Two towns claim to be the birthplace of the hot dog. Frankfurt claims the frankfurter was invented there over 500 years ago, in 1484: eight years before Columbus set sail for America. But the people of Vienna (Wien, in German) say they are the true originators of the “wienerwurst.”

In either case, it is German immigrants to New York were the first to sell wieners, from a pushcart, in the 1860s.

If you prefer ketchup on your hot dog, do you know who invented ketchup? The answer is the Chinese. Their creation had no tomatoes. It was made from fermented fish sauce in southern China beginning in 300 B.C. Called “ge-thcup” it stored well and was traded in Indonesia and the Philippines.

The British learned of the taste in the 1700s where the recipe changes. They made ketchups from oysters, mussels, mushrooms, walnuts, lemons, celery and even fruits like plums and peaches. The process required boiling the components into a syrup-like consistency or left to sit with salt for extended periods of time.

The commemorative “Prince of Wales” ketchup, meanwhile, was made from elderberries and anchovies. It was in 1812 when the first recipe for tomato ketchup made its debut in America. James Mease, a Philadelphia scientist, wrote that the choicest ketchup came from “love apples,” as they were then called. Prior to this when tomato plants came to England from South America in the 1500s, but originally people thought tomatoes were poisonous.

Trivia

How many hot dogs do Americans eat? Answer - The National Hot Dog and Sausage Council reports each year we buy over 837 million packages of hot dogs at retail outlets, and over 24 million hot dogs at baseball stadiums alone.

Who is Nathan Handwerker? Answer - A Jewish immigrant from Poland who in 1915 worked at a hot dog stand at Coney Island earning $11 a week slicing buns. The hardworking Handwerker lived entirely on hot dogs and slept on the kitchen floor for a year until he’d saved $300 and started a competing hot dog stand.

How did Nathan win over customers? Answer - He knew his former boss charged 10 cents apiece for dogs, so he charged only 5 cents. Customers flocked to him, his competitor went out of business, and Nathan’s Famous was born.

How did hot dogs go national? Answer – President Franklin Roosevelt hosted King George VI of England and his queen at a picnic in Hyde Park in 1939, first lady Eleanor decided to make grilled hot dogs part of the menu, a choice that received much press coverage at the time.

Did King George like hot dogs? Answer – Yes. He enjoyed them so much he asked for seconds.

What country is the origin of ketchup? Answer – China.

How much ketchup do Americans eat each year? Answer - 71 pounds.

How much beef do Americans eat each year? Answer - 61 pounds of beef .

How much cheese? Answer - 9 billion pounds of American cheese, the U.S. favorite.

How much lettuce? Answer - $2.2 billion worth of lettuce.

Experiment: What is the best way to remove ketchup from the bottle? If you and your residents have trying hitting the bottle, shaking the bottle and finally putting a knife inside the bottle, here is a fun and scientific method for coating your hot dog.

Materials: Three full traditional ketchup bottles, three plates, a kitchen timer and three volunteers.

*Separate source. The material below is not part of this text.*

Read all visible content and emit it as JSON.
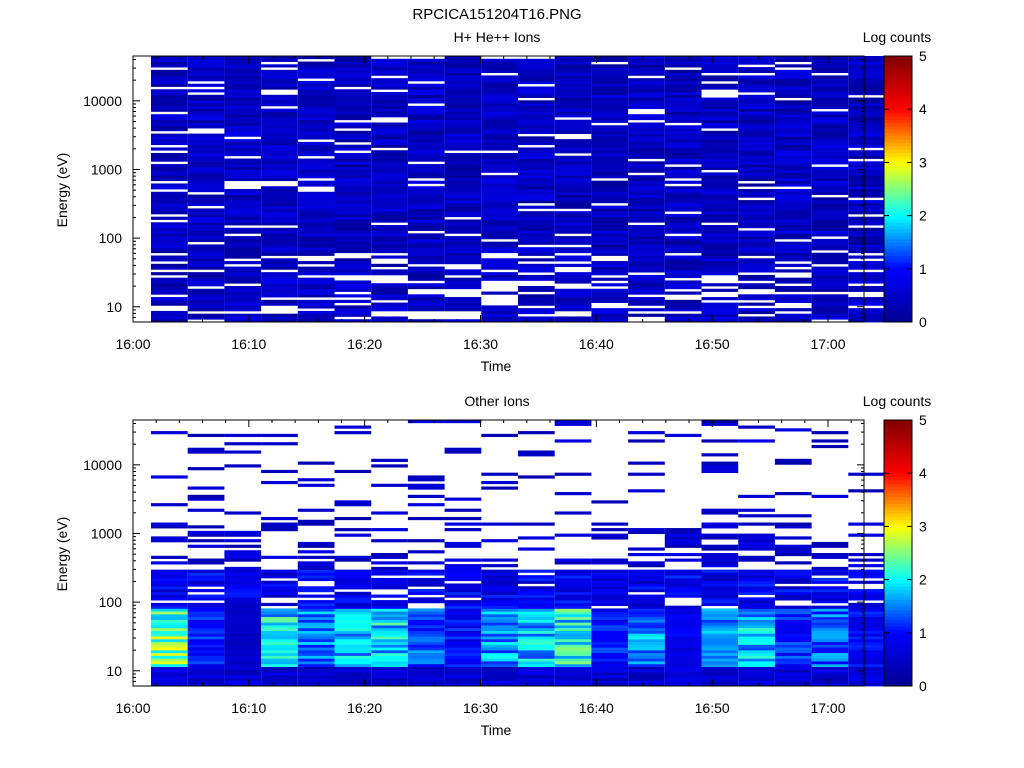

Process: Give each volunteer a bottle and a plate and seat them as a panel. With other residents watching, say ready, set, go and give each two minutes to get ketchup on the plate. Record who is fastest and how they did it.

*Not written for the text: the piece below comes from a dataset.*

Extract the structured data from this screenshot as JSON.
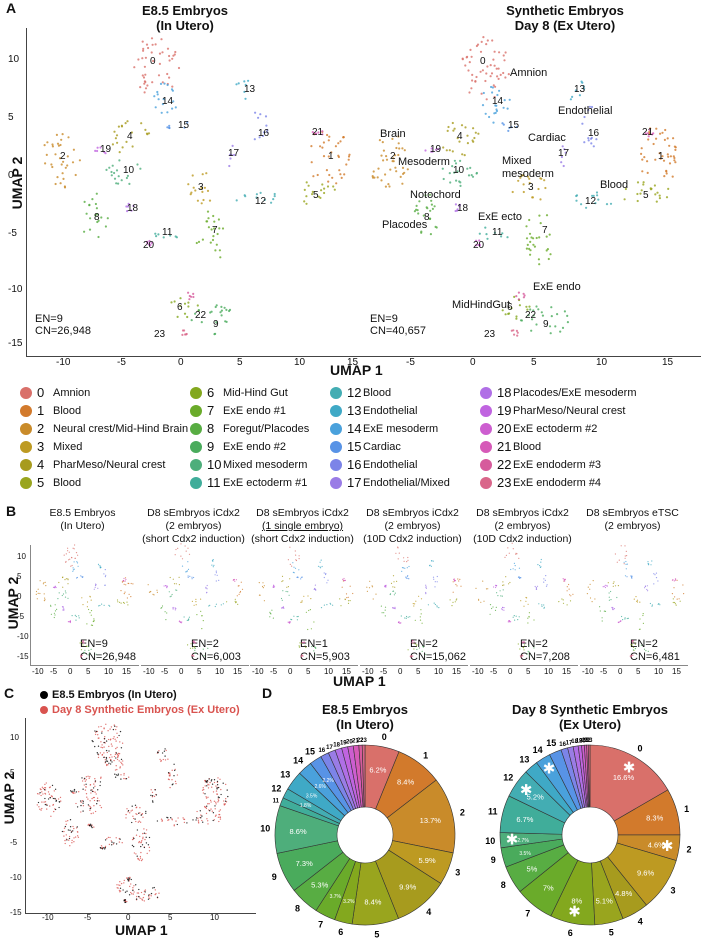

Result: There is a scientific way to coat that hot dog. Anthony Stickland, a senior lecturer in Chemical and Biomedical Engineering at the University of Melbourne’s School of Engineering who has researched solid-liquid separation and suspension rheology (an area of physics that contends with the deformation and flow of matter), has suggested that his field of study provides the key to getting ketchup to flow perfectly from the bottle with nary a splat or sputter.